BigQuery also uses backticks to surround project & dataset names (even if valid identifiers) in the SELECT
statement:
PRQL
prql target:sql.bigquery
from `project-foo.dataset.table`
join `project-bar.dataset.table` [==col_bax]
SQL
SELECT
`project-foo.dataset.table`.*,
`project-bar.dataset.table`.*
FROM
`project-foo.dataset.table`
JOIN `project-bar.dataset.table` ON `project-foo.dataset.table`.col_bax = `project-bar.dataset.table`.col_bax
Quoting schemas
This is currently not great and we are working on improving it; see
https://github.com/PRQL/prql/issues/1535 for progress.

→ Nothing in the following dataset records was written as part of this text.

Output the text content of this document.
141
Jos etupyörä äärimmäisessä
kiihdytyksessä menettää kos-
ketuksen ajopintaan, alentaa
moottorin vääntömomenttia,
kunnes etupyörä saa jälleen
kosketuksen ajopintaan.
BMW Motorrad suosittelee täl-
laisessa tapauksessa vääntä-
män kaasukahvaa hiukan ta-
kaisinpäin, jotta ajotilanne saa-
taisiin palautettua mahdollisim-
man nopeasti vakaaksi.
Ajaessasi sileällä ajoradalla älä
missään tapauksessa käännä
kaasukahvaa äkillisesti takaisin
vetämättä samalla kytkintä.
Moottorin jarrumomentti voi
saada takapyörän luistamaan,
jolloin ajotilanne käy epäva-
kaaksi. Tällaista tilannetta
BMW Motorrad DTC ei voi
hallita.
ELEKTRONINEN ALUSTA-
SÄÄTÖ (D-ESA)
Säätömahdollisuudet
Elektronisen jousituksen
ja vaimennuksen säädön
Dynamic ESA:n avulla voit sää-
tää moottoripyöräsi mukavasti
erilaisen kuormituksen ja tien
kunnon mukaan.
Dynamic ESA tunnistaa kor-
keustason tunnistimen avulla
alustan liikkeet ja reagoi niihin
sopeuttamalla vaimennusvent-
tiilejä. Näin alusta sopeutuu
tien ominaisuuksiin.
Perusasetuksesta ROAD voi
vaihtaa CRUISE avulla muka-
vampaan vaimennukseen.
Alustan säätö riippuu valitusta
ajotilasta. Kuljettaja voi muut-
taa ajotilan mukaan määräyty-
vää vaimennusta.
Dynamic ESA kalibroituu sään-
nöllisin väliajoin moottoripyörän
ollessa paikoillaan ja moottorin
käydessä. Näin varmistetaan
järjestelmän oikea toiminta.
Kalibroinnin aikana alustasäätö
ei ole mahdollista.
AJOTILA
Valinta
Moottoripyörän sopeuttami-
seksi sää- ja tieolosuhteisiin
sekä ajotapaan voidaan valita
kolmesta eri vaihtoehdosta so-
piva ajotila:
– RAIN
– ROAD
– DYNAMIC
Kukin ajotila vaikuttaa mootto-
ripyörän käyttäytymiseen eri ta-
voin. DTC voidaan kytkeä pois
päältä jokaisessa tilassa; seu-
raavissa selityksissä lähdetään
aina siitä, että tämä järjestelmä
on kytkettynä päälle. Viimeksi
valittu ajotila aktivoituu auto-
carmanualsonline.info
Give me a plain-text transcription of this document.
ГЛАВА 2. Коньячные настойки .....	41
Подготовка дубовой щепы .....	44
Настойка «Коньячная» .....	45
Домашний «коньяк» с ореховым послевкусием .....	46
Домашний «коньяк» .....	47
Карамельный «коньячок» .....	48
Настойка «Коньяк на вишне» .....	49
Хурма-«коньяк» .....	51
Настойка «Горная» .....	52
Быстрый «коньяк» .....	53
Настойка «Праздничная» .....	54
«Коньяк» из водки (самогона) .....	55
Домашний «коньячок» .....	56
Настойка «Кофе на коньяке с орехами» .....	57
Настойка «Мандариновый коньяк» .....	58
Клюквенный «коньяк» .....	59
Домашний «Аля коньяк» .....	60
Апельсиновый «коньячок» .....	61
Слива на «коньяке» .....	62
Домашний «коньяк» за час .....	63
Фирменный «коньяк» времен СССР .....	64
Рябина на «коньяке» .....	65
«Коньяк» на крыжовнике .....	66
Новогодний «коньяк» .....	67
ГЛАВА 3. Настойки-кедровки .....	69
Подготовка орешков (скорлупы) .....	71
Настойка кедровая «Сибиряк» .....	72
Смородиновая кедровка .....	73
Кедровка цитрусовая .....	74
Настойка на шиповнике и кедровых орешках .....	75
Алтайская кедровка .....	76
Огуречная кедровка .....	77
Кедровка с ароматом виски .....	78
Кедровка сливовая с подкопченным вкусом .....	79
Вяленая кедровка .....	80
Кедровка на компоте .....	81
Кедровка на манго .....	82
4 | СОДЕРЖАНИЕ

If supplying a schema without a column — for example in a from
or join
transform, that also needs to be a quoted identifier:
PRQL
from `music.albums`
SQL
SELECT
*
FROM
music.albums
Parameters
PRQL will retain parameters like $1
in SQL output, which can then be supplied to the SQL query as a prepared query:
PRQL
from employees
filter id == $1
SQL
SELECT
*
FROM
employees
WHERE
id = $1
Numbers
Numbers can contain underscores between numbers; which can make reading large numbers easier:
PRQL
from numbers
select [
small = 1.000_000_1,
big = 5_000_000,
]
SQL
SELECT
1.0000001 AS small,
5000000 AS big
FROM
numbers
Keywords
At the moment, PRQL uses only four keywords:
prql
let
func
case
To use these names as columns or relations, use backticks: `case`
.
It may seem that transforms are also keywords, but they are normal function within std namespace:
PRQL
std.from my_table
std.select [from = my_table.a, take = my_table.b]
std.take 3
SQL
SELECT
a AS "from",
b AS take
FROM
my_table
LIMIT
3
1: or, technically, it’s on the right side of an assignment in a list…